The HIPAA regulations also support an argument that blanket releases should not be made to law enforcement.  45 C.F.R. ' 164.512 provides:

(f) Standard: Disclosures for law enforcement purposes. A covered entity may disclose protected health information for a law enforcement purpose to a law enforcement official if the conditions in paragraphs (f)(1) through (f)(6) of this section are met, as applicable.

(1) Permitted disclosures: Pursuant to process and as otherwise required by law.
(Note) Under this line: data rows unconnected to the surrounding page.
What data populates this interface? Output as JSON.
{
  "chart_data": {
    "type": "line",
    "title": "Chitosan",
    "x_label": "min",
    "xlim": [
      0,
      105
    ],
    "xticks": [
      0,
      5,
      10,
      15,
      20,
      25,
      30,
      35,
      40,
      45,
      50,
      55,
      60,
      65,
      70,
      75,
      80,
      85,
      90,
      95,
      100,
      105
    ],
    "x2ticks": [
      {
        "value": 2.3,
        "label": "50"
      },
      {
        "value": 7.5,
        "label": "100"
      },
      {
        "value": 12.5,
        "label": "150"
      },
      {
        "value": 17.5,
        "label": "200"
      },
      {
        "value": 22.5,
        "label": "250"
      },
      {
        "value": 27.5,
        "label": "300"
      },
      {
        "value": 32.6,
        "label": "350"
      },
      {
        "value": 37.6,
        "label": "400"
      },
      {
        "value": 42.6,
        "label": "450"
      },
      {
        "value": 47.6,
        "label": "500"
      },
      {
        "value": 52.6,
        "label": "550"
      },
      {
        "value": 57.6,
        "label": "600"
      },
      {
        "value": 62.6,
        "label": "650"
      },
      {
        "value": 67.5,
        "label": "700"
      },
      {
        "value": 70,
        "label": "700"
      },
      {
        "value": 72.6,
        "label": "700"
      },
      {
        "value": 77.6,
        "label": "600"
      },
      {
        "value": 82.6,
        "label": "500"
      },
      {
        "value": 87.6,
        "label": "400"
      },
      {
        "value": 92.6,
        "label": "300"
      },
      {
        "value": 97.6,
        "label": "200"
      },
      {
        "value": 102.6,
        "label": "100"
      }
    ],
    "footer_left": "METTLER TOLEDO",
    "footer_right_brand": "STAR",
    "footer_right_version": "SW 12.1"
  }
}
A covered entity may disclose protected health information:


(ii) In compliance with and as limited by the relevant requirements of:

(A) A court order or court‑ordered warrant, or a subpoena or summons issued by a judicial officer;

(B) A grand jury subpoena; or

(C) An administrative request, including an administrative subpoena or summons, a civil or an authorized investigative demand, or similar process authorized under law, provided that:

(1) The information sought is relevant and material to a legitimate law enforcement inquiry;

(2) The request is specific and limited in scope to the extent reasonably practicable in light of the purpose for which the information is sought; and

(3) De‑identified information could not reasonably be used.

The underlined portion of the regulations preempts state law to the extent that state law provides less stringent standards for release of information to law enforcement.  Blanket releases frustrate the purpose of the regulatory requirement that the information be relevant, material, specific, and the only alternative.  In order to comply with the HIPAA privacy regulations, the court should require that records be released only to the court in accordance with ' 5328(f), and then allow access to law enforcement only in accordance with the underlined standards in the HIPAA privacy regulations.

If the records contain evidence that the minor has committed an offense, for example, if the minor confesses to something, it will be difficult to withhold the records.  These records can be subpoenaed for production to the court.  The court can release the information to law enforcement if relevant and material.  People should always be careful what they say even in confidence.  On the other hand, if the prosecutors are getting mountains of daily notes solely for the purpose of arguing that kids should stay locked up without regard to any offense, then there is a question of relevance.  The best way to proceed might be for the minors' attorneys to obtain court orders blocking the release unless the prosecutors can show that the records are relevant.  It should be possible to prevent prosecutors from getting blanket releases from the parents, but it will be difficult to prevent them from getting all records under all circumstances.  In other words, there is no clear or easy answer, but blanket authorizations for release of records by parents of minor children are invalid.